PROJECT SUMMARY The goal of the proposed research is to implement state-of-the-art techniques for recording and manipulating neurons based on their activity in the cerebellum, to dissect the computations performed by the cerebellum to control eye movements. Vision is an active sense, and the accurate control of eye movements plays an essential role in vision. The cerebellum plays a key role in the control of eye movements, and in the refinement of eye movement accuracy and precision through oculomotor learning. It is known that the part of the cerebellum controlling eye movements receives visual and vestibular sensory information as well as copies of the eye movement commands, and presumably uses these sensory and motor signals to guide oculomotor performance and its modification by learning. However, a number of technical challenges have limited our ability to study how different sensory and motor signals are integrated in the cerebellum, and how the different signaling pathways are each modified during learning to improve oculomotor performance. Two newly developed tools, CaMPARI and Cal-Light, hold great promise to overcome some of the technical challenges that have limited studies of cerebellar computation. These tools offer advanced precision in the ability to record and manipulate neurons based on their activity during specific task conditions. We will (1) evaluate the efficacy of CAMPARI and Cal-light for selectively targeting (“tagging”), subpopulations of cerebellar neurons in a task- and activity-dependent manner, and (2) use these tools to dissect the computations implemented by the cerebellum during oculomotor performance and oculomotor skill learning. The technical outcome of the proposed work will be a new set of experimental approaches for studying the cerebellum, as well as new experimental strategies for studying computation and learning in other neural circuits. The scientific outcome will be new insights about the computations performed by the cerebellum on its sensory (visual and vestibular) and motor (efference copy) inputs. Advances in understanding how the cerebellum supports accurate eye movements will provide conceptual underpinning for developing more rational interventions for oculomotor disorders, and, more generally for the wide array of disorders associated with cerebellar dysfunction.
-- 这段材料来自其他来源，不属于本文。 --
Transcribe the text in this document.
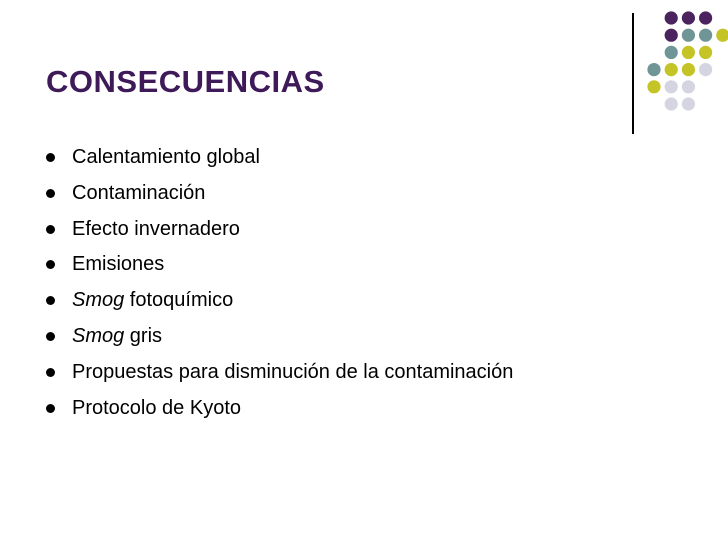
CONSECUENCIAS
Calentamiento global
Contaminación
Efecto invernadero
Emisiones
Smog fotoquímico
Smog gris
Propuestas para disminución de la contaminación
Protocolo de Kyoto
项目概要拟议研究的目标是实施最先进的记录和操作技术基于小脑中神经元的活动，剖析小脑执行的计算视觉是一种主动的感觉，对眼球运动的精确控制至关重要。小脑在控制眼球运动和眼睛的精细化方面起着关键作用。众所周知，通过动眼神经学习来提高运动的准确性和精确性。控制眼球运动接收视觉和前庭感觉信息以及眼睛的副本运动命令，并可能使用这些感觉和运动信号来指导动眼神经性能以及通过学习对其进行修改。然而，许多技术挑战限制了我们研究如何进行的能力。不同的感觉和运动信号在小脑中整合，以及不同的信号通路如何整合两个新开发的工具 CaMPARI 在学习过程中进行了修改，以提高动眼能力。和 Cal-Light，有望克服一些研究有限的技术挑战这些工具在记录和操纵神经元的能力方面提供了先进的精度。根据他们在特定任务条件下的活动，我们将 (1) 评估 Campari 和 Cal-light 的功效。用于选择性地靶向（“标记”）任务和活动依赖性的小脑神经元亚群方式，以及（2）使用这些工具来剖析小脑在动眼神经期间实现的计算拟议工作的技术成果将是一套新的表现和动眼技能学习。研究小脑的实验方法以及新的实验策略其他神经回路的计算和学习的科学成果将是关于神经回路的新见解。小脑对其感觉（视觉和前庭）和运动（参考副本）进行的计算了解小脑如何支持准确的眼球运动的进展将提供输入。为动眼神经疾病制定更合理的干预措施的概念基础，以及更多通常用于与小脑功能障碍相关的多种疾病。